Conversinha Fashion » Numa Frase
26 setembro 2016
A moda, por Bill Cunningham #NumaFrase

Em documentário sobre a vida do fotógrafo de moda e street style Bill Cunningham (Bill Cunningham New York), o mesmo falou sobre a importância da moda e seu aspecto que vai além de cobrir a nudez. “A moda é a armadura para sobreviver a realidade da vida cotidiana. Eu não acho que você poderia acabar com isso . Seria como acabar com a civilização”, destaca.

BillFrase

Não é fácil pensar a moda isolada de seu caráter emocional, de seu significado como alimento para a autoestima e confiança. São tecidos e aviamentos que combinados representam as características de um tempo e da personalidade de quem veste.

“Fashion is the armour to survive the reality of everyday life. I don’t think you could do away with it. It would be like doing away with civilization”

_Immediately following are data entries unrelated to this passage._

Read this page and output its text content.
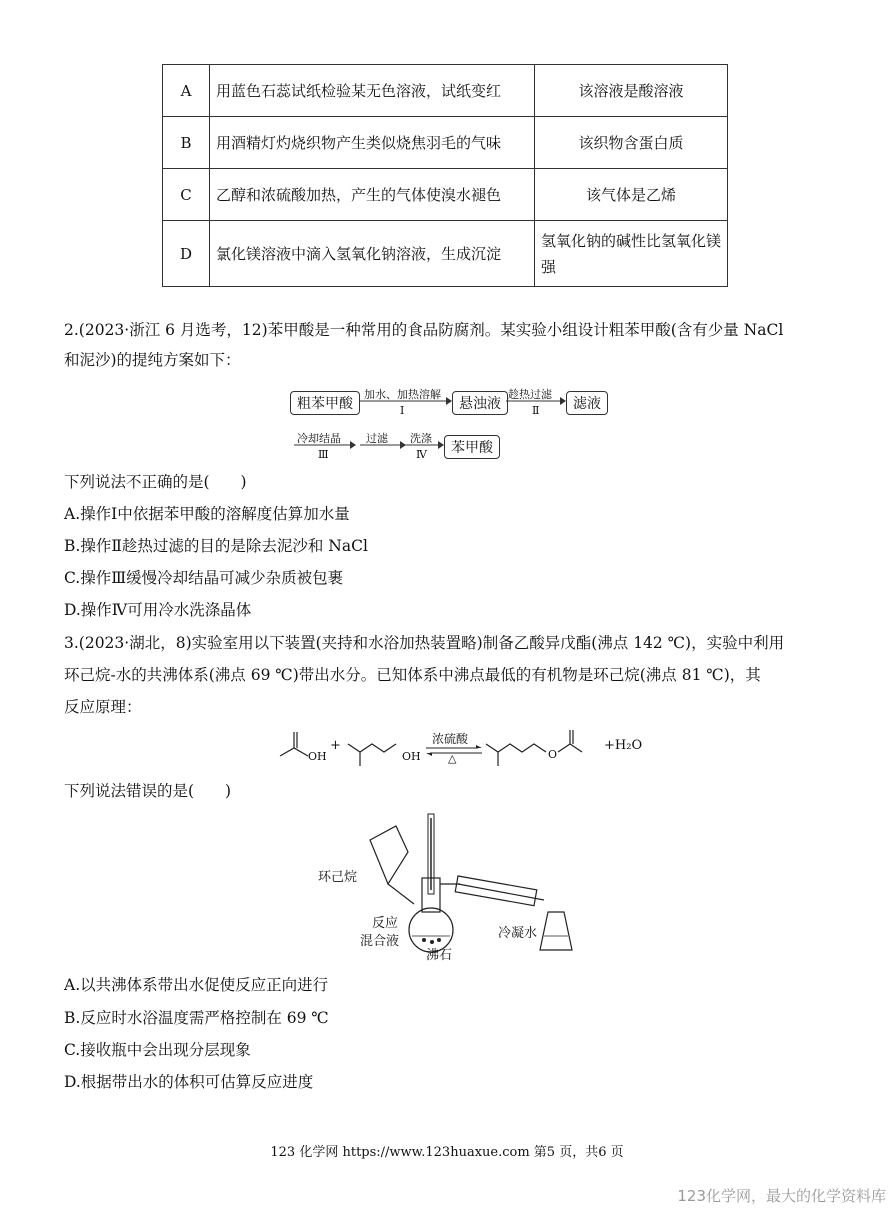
A	用蓝色石蕊试纸检验某无色溶液，试纸变红	该溶液是酸溶液
B	用酒精灯灼烧织物产生类似烧焦羽毛的气味	该织物含蛋白质
C	乙醇和浓硫酸加热，产生的气体使溴水褪色	该气体是乙烯
D	氯化镁溶液中滴入氢氧化钠溶液，生成沉淀	氢氧化钠的碱性比氢氧化镁强
2.(2023·浙江 6 月选考，12)苯甲酸是一种常用的食品防腐剂。某实验小组设计粗苯甲酸(含有少量 NaCl
和泥沙)的提纯方案如下：
粗苯甲酸
加水、加热溶解
Ⅰ	悬浊液
趁热过滤
Ⅱ	滤液
冷却结晶
Ⅲ
过滤 洗涤
Ⅳ	苯甲酸
下列说法不正确的是(　　)
A.操作Ⅰ中依据苯甲酸的溶解度估算加水量
B.操作Ⅱ趁热过滤的目的是除去泥沙和 NaCl
C.操作Ⅲ缓慢冷却结晶可减少杂质被包裹
D.操作Ⅳ可用冷水洗涤晶体
3.(2023·湖北，8)实验室用以下装置(夹持和水浴加热装置略)制备乙酸异戊酯(沸点 142 ℃)，实验中利用
环己烷-水的共沸体系(沸点 69 ℃)带出水分。已知体系中沸点最低的有机物是环己烷(沸点 81 ℃)，其
反应原理：
OH
+
OH
浓硫酸
△	O
+H₂O
下列说法错误的是(　　)
环己烷
反应
混合液
沸石
冷凝水
A.以共沸体系带出水促使反应正向进行
B.反应时水浴温度需严格控制在 69 ℃
C.接收瓶中会出现分层现象
D.根据带出水的体积可估算反应进度
123 化学网 https://www.123huaxue.com 第5 页，共6 页
123化学网，最大的化学资料库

Bill Cunningham faleceu em julho deste ano. Deixou, além de sua biografia, retratos emocionais da evolução da moda nas últimas décadas. Emoção por meio de imagens que abrem espaço para reflexões. Mas, não só isso. É questão de olhar. Foi Cunningham que fotografou Iris Apfel antes de qualquer outro. Ele entendeu o universo das roupas, por isso garantiu seu lugar. Cravou que “a moda é vital e interessante como nunca (…) E a moda está fazendo o seu trabalho. Ela refletindo exatamente o nosso tempo atual”.

“Fashion is as vital and as interesting today as ever. I know what people with a more formal attitude mean when they say they’re horrified by what they see on the street. But fashion is doing its job. It’s mirroring exactly our times.”

Quem quiser saber mais sobre o fotógrafo pode assistir o documentário ‘Bill Cunningham New York’.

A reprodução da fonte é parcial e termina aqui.